The straightforward count from Artaxerxes’ seventh year reaches the era of Yeshua’s ministry, after which the Anointed is cut off, and the city and sanctuary fall in AD 70, exactly in line with the prophecy. 

Invitation

If you are Jewish and reading this, hear this with honor for you and your people. The God of Avraham, Yitzhak, and Yaakov invites His people to call upon Him. The prophet says, “Call to Me and I will answer you, and show you great and hidden things you do not know.” Come to HaShem with an open heart and ask if Yeshua is the promised Mashiach. Ask Him to make it plain. Then follow where He leads. 

Notes, sources, and where Singer teaches these points

Tovia Singer, Let’s Get Biblical! Why Doesn’t Judaism Accept the Christian Messiah?
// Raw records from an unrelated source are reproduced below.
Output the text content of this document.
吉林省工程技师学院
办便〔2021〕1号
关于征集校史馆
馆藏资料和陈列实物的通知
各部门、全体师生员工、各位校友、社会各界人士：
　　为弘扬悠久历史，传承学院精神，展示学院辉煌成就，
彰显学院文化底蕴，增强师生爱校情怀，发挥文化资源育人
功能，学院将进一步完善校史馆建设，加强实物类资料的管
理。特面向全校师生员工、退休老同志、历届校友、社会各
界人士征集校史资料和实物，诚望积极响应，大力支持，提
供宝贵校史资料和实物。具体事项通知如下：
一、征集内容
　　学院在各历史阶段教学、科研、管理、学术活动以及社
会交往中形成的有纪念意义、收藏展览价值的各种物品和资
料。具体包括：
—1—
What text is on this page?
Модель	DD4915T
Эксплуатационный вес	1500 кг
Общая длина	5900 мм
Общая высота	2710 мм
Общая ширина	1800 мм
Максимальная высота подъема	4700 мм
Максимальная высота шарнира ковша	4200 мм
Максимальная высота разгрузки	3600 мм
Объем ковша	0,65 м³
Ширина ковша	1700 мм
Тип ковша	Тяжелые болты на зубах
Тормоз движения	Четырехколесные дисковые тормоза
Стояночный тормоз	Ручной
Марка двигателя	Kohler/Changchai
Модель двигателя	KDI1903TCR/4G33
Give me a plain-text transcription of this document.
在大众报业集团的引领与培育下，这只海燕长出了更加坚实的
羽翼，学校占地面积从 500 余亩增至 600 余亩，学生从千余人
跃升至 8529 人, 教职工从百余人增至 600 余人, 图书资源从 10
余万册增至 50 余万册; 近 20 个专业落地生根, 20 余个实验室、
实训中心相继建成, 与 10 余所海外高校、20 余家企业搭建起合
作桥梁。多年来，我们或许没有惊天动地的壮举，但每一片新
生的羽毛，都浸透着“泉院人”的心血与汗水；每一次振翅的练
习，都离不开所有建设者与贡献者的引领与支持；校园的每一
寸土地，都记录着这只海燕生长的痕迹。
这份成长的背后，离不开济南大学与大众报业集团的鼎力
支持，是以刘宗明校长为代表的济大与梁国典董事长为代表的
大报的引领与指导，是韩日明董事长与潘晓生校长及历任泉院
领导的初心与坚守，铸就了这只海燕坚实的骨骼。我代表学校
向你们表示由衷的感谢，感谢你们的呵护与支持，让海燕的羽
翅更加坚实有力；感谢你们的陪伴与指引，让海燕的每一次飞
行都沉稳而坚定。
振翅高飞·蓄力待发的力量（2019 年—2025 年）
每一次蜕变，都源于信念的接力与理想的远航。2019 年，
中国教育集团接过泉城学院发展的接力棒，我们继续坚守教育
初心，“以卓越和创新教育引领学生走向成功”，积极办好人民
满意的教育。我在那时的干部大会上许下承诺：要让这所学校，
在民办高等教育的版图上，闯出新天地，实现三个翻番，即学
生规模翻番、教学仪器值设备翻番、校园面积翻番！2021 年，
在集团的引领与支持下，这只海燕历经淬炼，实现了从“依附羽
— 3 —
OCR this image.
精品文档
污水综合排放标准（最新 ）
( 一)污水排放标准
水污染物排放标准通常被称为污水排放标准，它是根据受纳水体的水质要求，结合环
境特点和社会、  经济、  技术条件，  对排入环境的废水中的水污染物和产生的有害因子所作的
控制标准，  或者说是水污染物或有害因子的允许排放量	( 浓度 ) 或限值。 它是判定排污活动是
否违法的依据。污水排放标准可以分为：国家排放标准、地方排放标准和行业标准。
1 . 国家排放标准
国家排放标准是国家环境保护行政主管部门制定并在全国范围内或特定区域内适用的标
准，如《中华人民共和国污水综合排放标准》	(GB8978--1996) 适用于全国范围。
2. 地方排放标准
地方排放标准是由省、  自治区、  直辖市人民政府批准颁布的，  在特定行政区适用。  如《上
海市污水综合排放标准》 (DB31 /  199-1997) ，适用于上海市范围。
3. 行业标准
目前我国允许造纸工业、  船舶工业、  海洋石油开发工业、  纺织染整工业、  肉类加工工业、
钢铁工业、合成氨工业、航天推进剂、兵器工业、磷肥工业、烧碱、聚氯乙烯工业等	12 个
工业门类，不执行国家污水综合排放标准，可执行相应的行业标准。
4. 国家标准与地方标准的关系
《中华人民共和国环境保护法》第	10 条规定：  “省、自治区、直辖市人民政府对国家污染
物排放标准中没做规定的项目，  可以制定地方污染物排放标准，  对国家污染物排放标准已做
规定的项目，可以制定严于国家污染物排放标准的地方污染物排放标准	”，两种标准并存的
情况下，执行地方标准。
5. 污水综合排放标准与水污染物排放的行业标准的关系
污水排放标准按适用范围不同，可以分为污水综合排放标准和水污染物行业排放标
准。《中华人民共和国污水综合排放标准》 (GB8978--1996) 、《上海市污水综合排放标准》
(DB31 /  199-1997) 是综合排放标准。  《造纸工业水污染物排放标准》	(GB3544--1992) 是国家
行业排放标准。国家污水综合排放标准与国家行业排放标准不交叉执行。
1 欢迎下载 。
Vols. 1–2. RNBN, 2014. Overview and purchase pages.  Outreach Judaism articles and lectures on Isaiah 53, Psalm 22, and Daniel 9.  Targum Jonathan on Isaiah 9:6 reads the verse messianically.  Midrash and Talmud connecting Isaiah 53 and Zechariah 12 to Messiah.  Rashi acknowledging the Sukkah 52a reading for Zechariah 12:10.  Messianic readings of Micah 5 in Rashi and the Targumic tradition.  Psalm 22:16 textual and grammatical discussion, with ancient versional support for “they pierced.”  Septuagint usage among Jews in the Second Temple era and its early authority.  Daniel 9 timeline from Artaxerxes’ seventh year.